Question 1142701
he bought x number of sheep for 9000.
the price per sheep is y.
therefore x * y = 9000


if the price was 100 less, he could have bought 3 more sheep for the same money.
the equation for that becomes (x + 3) * (y - 100) = 9000


you have 2 equations that need to be solved simultaneously.
they are:


x * y = 9000
(x + 3) * (y - 100) = 9000


simplify these equations to get:


x * y = 9000
x * y - 100 * x + 3 * y - 300 = 9000


replace x * y in the second equation with 9000 from the first equation to get:


9000 - 100 * x + 3 * y - 300 = 9000


the 9000 on both sides of the equation cancel out and you are left with:


-100 * x + 3 * y - 300 = 0


from the first equation of x * y = 9000, solve for y to get y = 9000 / x


in the second equation of -100 * x + 3 * y - 300 = 0, replace y with 9000 / x to get:


-100 * x + 3 * (9000 / x) - 300 = 0
multiply both sides of this equation by x to get:
-100 * x^2 + 27000 - 300 * x = 0
reorder this equation in descending order of degree to get:
-100 * x^2 - 300 * x + 27000 = 0
divide both sides of this equation by -100 to get:
x^2 + 3x - 270 = 0
factor this equation to get (x + 18) * (x - 15) = 0
solve for x to get x = -18 or x = 15
x has to be positive, so x = 15 looks like a possible solution.

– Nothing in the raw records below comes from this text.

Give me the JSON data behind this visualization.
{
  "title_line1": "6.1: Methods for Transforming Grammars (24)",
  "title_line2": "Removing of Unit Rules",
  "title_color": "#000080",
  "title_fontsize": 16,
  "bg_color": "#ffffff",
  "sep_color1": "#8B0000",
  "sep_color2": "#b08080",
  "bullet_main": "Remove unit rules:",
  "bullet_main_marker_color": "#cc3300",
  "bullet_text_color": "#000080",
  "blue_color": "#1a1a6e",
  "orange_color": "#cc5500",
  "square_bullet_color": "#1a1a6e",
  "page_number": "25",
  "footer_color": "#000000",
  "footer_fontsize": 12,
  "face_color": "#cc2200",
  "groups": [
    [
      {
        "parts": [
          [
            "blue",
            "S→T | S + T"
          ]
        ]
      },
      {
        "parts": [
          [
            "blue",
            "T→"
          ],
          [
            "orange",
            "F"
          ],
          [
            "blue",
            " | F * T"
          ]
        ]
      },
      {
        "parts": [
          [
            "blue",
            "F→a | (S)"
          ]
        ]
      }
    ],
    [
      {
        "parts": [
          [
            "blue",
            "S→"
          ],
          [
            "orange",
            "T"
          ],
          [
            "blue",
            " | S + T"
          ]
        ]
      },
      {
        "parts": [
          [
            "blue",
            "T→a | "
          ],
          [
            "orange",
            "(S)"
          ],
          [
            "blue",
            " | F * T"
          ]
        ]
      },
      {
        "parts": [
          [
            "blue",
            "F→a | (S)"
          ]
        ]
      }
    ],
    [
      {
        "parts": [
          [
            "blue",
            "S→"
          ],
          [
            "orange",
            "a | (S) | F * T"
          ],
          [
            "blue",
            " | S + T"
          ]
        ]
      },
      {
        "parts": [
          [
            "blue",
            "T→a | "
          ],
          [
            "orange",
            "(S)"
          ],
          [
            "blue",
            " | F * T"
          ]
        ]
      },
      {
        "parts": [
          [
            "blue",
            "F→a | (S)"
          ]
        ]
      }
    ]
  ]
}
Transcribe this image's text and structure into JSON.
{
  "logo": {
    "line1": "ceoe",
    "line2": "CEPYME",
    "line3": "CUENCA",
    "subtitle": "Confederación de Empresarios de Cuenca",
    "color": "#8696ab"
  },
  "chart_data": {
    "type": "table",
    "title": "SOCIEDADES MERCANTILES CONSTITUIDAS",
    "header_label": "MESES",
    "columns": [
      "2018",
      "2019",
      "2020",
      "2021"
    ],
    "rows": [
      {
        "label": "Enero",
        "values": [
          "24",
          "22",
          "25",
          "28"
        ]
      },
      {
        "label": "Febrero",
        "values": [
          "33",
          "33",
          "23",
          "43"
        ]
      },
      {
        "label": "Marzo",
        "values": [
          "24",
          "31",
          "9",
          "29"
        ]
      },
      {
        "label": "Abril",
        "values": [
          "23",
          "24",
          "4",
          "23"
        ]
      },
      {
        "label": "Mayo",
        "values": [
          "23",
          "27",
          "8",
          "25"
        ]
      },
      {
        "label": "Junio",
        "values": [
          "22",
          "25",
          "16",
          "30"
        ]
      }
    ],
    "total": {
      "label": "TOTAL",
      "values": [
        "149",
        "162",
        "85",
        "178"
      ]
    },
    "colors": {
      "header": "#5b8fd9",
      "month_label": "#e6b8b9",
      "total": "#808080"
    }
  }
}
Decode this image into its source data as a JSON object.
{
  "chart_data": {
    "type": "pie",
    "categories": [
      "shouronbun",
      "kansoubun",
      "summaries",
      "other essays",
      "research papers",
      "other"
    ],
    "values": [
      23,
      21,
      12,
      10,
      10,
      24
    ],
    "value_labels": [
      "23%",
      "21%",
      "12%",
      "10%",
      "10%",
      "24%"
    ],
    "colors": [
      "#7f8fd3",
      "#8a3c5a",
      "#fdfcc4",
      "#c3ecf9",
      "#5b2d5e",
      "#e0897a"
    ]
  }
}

when x = 15, x * y = 9000 gets you y = 600.
you get:
x * y = 15 * 600 = 9000
(x + 3) * (y - 100) becomes 18 * 500 = 9000


solution is:
he bought 15 sheep at 600 apiece for a total cost of 9000.
if the price dropped 100 for each sheep, then he could have bought 18 sheep at 500 apiece for the same total cost of 9000.